L'un des doctorants de Cabeza. étudiants, Marketta Vuola, devait mener des recherches dans les villages attaqués récemment, mais a été averti du danger et a déménagé dans un autre village. Vuola m'a dit, "Les nouvelles se répandent rapidement, avec tous les villages de la région ayant peur. Nous avons passé la nuit dernière à nous cacher, avec nos sacs à dos prêts à s'évader dans la forêt."
Il y a eu une réponse vigoureuse à la récente série d'attaques. Le quartier a rapidement envoyé des renforts de 80 policiers. Cela rassurera, espérons-le, la population locale, permettre aux gens de retourner dans leur village, et réduira la menace immédiate.
Cette assurance est essentielle comme me l'a dit mon vieil ami Koto au téléphone :« Les gens ont besoin de pouvoir rentrer chez eux pour s'occuper de leurs cultures; s'ils ne peuvent pas le faire, ils souffriront encore plus.

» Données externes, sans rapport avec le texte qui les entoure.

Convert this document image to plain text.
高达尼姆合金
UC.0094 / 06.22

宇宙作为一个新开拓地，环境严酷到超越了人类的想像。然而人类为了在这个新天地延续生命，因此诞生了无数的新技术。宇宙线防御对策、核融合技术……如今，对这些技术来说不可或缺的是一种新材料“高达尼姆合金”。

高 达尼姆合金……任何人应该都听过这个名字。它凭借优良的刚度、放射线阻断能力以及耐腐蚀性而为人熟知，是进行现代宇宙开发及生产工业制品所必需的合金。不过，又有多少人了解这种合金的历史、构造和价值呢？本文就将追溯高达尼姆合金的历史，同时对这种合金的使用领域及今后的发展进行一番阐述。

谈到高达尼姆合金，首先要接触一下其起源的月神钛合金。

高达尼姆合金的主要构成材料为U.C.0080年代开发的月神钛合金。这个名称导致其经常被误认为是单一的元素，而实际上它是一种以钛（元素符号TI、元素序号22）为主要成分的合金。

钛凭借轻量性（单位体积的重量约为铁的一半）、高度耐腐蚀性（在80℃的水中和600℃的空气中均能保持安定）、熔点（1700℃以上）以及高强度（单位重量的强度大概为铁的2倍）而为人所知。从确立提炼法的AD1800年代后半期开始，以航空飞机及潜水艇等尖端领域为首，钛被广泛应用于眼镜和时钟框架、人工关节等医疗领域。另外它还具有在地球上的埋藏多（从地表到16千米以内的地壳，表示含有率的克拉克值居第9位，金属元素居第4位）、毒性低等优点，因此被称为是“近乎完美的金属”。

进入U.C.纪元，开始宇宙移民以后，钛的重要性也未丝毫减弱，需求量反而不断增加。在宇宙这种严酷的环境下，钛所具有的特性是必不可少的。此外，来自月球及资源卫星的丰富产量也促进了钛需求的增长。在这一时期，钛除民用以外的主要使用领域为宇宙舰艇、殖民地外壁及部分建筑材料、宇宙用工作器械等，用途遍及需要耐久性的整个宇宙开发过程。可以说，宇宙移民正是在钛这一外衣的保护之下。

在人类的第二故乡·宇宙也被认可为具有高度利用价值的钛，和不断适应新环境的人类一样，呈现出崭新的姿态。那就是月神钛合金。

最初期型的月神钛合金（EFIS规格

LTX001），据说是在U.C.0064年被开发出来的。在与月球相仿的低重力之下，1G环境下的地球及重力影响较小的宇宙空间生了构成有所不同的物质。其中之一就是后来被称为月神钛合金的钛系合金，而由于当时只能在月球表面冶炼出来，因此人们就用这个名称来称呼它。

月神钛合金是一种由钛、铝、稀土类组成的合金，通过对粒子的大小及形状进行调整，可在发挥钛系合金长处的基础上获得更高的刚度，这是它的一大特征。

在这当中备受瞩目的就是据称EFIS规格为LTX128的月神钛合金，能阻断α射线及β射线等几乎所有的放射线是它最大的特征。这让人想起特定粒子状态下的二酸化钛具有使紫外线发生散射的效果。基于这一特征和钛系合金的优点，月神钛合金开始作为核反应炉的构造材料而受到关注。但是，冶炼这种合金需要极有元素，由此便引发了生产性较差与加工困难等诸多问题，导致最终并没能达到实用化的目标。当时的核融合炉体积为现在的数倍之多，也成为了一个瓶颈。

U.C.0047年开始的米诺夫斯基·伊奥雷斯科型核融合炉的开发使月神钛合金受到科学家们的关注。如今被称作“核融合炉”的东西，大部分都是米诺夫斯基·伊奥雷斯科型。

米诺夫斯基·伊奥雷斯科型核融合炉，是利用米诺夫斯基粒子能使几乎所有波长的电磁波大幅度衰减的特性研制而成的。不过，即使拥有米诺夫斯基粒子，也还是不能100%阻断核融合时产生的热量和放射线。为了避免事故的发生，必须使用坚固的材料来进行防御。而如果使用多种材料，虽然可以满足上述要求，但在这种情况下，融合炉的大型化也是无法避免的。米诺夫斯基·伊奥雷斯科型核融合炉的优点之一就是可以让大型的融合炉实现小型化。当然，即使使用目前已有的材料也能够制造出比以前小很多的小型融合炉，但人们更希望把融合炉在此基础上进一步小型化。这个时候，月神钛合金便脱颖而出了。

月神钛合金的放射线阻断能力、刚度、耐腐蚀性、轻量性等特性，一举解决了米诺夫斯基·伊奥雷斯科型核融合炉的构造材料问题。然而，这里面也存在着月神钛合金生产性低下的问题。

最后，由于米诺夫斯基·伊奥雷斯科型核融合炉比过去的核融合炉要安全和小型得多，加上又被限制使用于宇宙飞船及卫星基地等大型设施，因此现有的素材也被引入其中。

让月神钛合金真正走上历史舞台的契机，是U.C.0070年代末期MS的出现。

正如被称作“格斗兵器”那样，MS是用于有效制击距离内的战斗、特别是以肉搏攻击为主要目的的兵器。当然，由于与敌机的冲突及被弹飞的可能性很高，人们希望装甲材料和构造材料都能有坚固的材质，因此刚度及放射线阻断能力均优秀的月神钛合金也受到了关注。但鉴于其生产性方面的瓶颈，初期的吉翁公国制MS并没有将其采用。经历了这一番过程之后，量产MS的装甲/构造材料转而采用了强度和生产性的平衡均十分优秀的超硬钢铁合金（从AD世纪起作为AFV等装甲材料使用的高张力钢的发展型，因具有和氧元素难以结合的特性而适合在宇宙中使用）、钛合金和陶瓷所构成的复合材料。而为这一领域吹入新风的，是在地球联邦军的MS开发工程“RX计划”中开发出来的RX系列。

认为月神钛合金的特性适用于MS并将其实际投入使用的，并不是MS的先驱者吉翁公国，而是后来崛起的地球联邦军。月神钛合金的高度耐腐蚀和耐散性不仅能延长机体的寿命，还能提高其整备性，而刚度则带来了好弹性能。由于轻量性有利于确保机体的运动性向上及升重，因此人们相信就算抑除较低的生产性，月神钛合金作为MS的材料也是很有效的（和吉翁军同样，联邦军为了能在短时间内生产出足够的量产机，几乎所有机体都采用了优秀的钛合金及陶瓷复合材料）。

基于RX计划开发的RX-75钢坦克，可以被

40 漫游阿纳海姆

Cependant, la montée de l'insécurité reflète un problème plus large de respect de l'Etat de droit à Madagascar. Jonas Ratsimbazafy, professeur de paléontologie à l'Université d'Antananarivo à Madagascar, dit :« Si vous vous concentrez sur ce qui se passe, alors vous perdrez votre espoir pour Madagascar. Nous devons nous concentrer sur les solutions. La bonne gouvernance est cruciale pour développer l'économie de Madagascar et pour sauver l'irremplaçable biodiversité."
Madagascar élira un nouveau président le 19 décembre. Les habitants de Bevoahazo, et dans tout Madagascar, espèrent que le nouveau gouvernement pourra apporter le changement si désespérément nécessaire.
Cet article est republié à partir de The Conversation sous une licence Creative Commons. Lire l'article original.